2014年,福尔杰图书馆手稿部主任沃尔夫会同伦敦大学学院史学家奈杰尔·拉姆齐,在福尔杰图书馆举办了一次主题为“荣耀的象征:莎士比亚时代英国的徽章制与家族史”的展览。展后,沃尔夫开始筹划制作福尔杰图书馆在线展览“莎士比亚实录”,并准备再举办另一次展览,主题是“莎士比亚:一个偶像的一生”。2015年1月的一天,她在翻看拉姆齐编的一本书时,惊喜地发现一幅之前她没有见过的莎士比亚盾徽草图,上面写着“戏子莎士比亚”(图4)。
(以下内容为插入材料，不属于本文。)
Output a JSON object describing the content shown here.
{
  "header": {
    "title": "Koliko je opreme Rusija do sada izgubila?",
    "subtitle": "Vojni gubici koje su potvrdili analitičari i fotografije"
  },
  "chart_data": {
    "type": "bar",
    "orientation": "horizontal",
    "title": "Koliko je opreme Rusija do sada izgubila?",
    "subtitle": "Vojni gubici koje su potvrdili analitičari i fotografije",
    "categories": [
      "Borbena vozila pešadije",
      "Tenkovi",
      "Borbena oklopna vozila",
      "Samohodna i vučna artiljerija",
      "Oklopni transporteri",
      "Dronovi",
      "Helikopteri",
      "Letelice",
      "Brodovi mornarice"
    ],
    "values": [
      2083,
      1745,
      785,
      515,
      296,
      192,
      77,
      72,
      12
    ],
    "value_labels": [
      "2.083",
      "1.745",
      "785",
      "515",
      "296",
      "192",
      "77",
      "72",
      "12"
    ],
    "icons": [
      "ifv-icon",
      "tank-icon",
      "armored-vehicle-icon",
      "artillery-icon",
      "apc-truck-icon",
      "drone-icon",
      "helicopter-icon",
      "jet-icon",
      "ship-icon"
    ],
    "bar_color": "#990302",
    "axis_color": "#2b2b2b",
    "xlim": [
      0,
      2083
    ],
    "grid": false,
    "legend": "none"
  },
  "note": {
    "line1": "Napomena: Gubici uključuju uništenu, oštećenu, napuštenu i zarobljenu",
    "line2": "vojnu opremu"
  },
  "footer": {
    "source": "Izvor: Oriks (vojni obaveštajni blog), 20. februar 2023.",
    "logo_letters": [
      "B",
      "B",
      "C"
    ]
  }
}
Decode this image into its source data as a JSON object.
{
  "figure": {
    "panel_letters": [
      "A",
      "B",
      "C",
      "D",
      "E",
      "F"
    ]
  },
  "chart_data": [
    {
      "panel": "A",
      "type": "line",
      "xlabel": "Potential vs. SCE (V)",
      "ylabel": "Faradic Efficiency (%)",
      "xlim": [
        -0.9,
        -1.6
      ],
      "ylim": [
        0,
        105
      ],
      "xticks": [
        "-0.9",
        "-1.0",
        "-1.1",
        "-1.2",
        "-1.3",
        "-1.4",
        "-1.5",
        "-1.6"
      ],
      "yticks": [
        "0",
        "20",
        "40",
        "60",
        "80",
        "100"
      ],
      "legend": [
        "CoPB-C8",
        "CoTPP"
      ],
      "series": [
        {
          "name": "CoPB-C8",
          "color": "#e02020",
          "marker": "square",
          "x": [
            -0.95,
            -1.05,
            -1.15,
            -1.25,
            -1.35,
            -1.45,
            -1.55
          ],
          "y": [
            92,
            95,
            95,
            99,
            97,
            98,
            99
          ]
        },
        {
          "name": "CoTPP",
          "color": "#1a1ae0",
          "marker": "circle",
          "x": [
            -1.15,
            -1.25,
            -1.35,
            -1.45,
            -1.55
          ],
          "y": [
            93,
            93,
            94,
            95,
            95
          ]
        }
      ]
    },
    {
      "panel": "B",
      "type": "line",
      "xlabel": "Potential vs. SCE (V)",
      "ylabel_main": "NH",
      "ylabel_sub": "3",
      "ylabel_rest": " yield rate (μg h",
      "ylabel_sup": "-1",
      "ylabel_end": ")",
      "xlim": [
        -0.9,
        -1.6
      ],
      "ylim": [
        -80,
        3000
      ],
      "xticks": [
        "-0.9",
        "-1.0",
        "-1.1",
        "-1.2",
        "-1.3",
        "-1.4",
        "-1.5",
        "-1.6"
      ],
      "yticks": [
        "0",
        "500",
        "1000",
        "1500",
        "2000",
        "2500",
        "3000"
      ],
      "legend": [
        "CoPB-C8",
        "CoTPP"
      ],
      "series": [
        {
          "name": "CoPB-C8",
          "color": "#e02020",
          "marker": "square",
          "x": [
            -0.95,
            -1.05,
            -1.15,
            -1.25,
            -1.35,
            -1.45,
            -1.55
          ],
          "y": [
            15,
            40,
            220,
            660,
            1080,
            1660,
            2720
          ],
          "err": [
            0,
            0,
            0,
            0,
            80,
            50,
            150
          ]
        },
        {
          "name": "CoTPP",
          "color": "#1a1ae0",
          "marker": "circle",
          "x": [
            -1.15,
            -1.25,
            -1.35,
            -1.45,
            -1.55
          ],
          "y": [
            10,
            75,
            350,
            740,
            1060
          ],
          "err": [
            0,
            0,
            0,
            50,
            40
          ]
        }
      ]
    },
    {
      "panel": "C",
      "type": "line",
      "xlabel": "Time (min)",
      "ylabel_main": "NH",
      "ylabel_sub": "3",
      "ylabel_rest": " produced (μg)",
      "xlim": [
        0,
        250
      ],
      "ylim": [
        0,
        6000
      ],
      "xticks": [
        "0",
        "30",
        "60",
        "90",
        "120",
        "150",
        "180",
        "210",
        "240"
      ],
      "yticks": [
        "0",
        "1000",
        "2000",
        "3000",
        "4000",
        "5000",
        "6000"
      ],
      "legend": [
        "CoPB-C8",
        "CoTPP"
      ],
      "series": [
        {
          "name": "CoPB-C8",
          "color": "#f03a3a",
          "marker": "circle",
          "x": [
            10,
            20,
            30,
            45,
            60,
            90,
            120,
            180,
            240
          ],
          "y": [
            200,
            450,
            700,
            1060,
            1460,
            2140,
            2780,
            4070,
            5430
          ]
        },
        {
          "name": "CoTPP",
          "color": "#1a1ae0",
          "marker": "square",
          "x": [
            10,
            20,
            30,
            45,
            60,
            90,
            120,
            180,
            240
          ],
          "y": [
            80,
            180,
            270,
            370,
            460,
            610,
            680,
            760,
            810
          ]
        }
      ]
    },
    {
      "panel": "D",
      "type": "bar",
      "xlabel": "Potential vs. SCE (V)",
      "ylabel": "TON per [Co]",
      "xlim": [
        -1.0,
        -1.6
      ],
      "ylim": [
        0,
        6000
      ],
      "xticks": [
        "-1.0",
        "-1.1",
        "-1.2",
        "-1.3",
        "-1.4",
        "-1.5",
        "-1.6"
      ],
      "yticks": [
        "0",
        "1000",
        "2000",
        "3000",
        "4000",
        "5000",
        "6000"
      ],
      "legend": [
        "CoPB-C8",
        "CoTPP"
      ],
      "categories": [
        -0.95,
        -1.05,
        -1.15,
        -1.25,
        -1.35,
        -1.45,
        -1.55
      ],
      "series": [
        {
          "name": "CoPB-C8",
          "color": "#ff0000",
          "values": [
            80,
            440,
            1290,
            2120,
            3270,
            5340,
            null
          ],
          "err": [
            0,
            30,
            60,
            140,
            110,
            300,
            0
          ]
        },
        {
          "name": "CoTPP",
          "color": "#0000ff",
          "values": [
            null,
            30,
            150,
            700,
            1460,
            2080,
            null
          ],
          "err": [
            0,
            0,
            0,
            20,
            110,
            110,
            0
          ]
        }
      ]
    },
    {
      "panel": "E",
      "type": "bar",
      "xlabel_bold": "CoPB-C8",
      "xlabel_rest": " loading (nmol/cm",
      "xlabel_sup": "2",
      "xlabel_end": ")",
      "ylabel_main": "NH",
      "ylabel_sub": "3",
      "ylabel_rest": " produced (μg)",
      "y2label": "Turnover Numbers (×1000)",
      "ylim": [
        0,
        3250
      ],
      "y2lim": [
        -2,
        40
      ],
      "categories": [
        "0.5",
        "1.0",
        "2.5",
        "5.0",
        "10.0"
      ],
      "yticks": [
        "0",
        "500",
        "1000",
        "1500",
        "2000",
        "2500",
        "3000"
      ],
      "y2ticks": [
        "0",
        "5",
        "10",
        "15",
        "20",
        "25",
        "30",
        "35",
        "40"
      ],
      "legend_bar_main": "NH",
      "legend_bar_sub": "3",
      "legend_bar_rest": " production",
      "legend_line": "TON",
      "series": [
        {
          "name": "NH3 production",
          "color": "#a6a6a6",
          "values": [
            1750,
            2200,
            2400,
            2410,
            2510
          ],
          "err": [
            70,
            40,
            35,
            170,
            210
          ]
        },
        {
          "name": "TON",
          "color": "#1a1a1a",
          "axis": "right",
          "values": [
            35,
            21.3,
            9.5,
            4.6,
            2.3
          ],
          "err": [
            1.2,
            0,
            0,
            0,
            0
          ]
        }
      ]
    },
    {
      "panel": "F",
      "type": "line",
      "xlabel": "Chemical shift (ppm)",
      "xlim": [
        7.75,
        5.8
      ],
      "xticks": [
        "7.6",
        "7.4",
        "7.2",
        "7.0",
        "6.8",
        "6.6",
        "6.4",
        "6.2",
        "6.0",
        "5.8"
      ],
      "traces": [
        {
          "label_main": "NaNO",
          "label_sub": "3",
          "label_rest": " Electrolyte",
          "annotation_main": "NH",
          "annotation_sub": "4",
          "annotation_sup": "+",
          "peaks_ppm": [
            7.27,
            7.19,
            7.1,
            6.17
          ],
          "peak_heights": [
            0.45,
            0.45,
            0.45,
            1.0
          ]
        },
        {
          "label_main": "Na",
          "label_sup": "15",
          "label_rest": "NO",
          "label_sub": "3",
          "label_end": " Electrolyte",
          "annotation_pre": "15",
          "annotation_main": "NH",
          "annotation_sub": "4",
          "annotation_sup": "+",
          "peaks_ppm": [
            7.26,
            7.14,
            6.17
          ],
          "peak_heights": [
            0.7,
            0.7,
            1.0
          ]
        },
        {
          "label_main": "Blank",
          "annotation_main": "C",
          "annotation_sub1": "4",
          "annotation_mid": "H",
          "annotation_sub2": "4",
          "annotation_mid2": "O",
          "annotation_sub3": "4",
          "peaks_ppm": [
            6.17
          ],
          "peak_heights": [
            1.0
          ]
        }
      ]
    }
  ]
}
这幅草图出自伦敦的英国盾徽院收藏的一部手稿草图集,日期为1602年前后。2016年4月,沃尔夫前往伦敦,先后在盾徽院、大英图书馆和牛津大学图书馆进一步查找资料,终于在尘封已久的一批早期现代英国司礼学手稿集中发现了12处有关莎士比亚盾徽的记录,其中一半以上有“戏子莎士比亚”的字样。5月回到美国后,她又顺藤摸瓜,在位于波士顿的新英格兰历史宗谱学会收藏的由一位名叫威廉·史密斯的司礼官在1602年至1616年间编的一部盾徽集里,发现了一幅莎士比亚家族的盾徽图案(图5)。这张图看起来更像是最后定稿,尽管已经残缺不全,但图案上方框里的WmShakespeare清晰无误,Wm是当时William的一种缩写形式;图案左上角有两行字,上行P.W.D.是PerWilliamDethick的缩写,Per等于by,WilliamDethick即当时的司礼院院长威廉·迪瑟克。
这些新发现的莎士比亚盾徽图样构成了无可辩驳的铁证,它不仅证明斯特拉特福镇的莎士比亚与伦敦的莎士比亚是同一个人,而且让我们了解到更多有关莎士比亚努力提升自己社会地位的情况。在莎士比亚父子时代,一个手套商即使做过镇长,其儿子即使是一个赫赫有名的戏子,想为自家谋得一枚盾徽,跻身于绅士阶层,也不是一件容易的事。1602年盾徽院的约克司礼官布鲁克向女王告御状,控告院长迪瑟克错误地向23个“卑微的人”(meanpersons)颁发了盾徽,“戏子莎士比亚”名列第四。两年后迪瑟克丢了官,不过莎士比亚的盾徽显然是保住了,因为福尔杰图书馆的另一位工作人员发现,莎士比亚的外孙女伊丽莎白·巴娜德的遗嘱上盖有一枚印章,从这枚印章的图案可以依稀辨认出莎士比亚的盾徽。然而莎士比亚的后人并没有将这份荣耀延续多久。他唯一的儿子哈尼特·莎士比亚早在1596年就去世了,外孙女伊丽莎白·巴娜德也死于1670年。由于伊丽莎白是莎士比亚家族的最后一人,她遗嘱上的这枚印章成为莎士比亚家族荣耀的最后一次展示。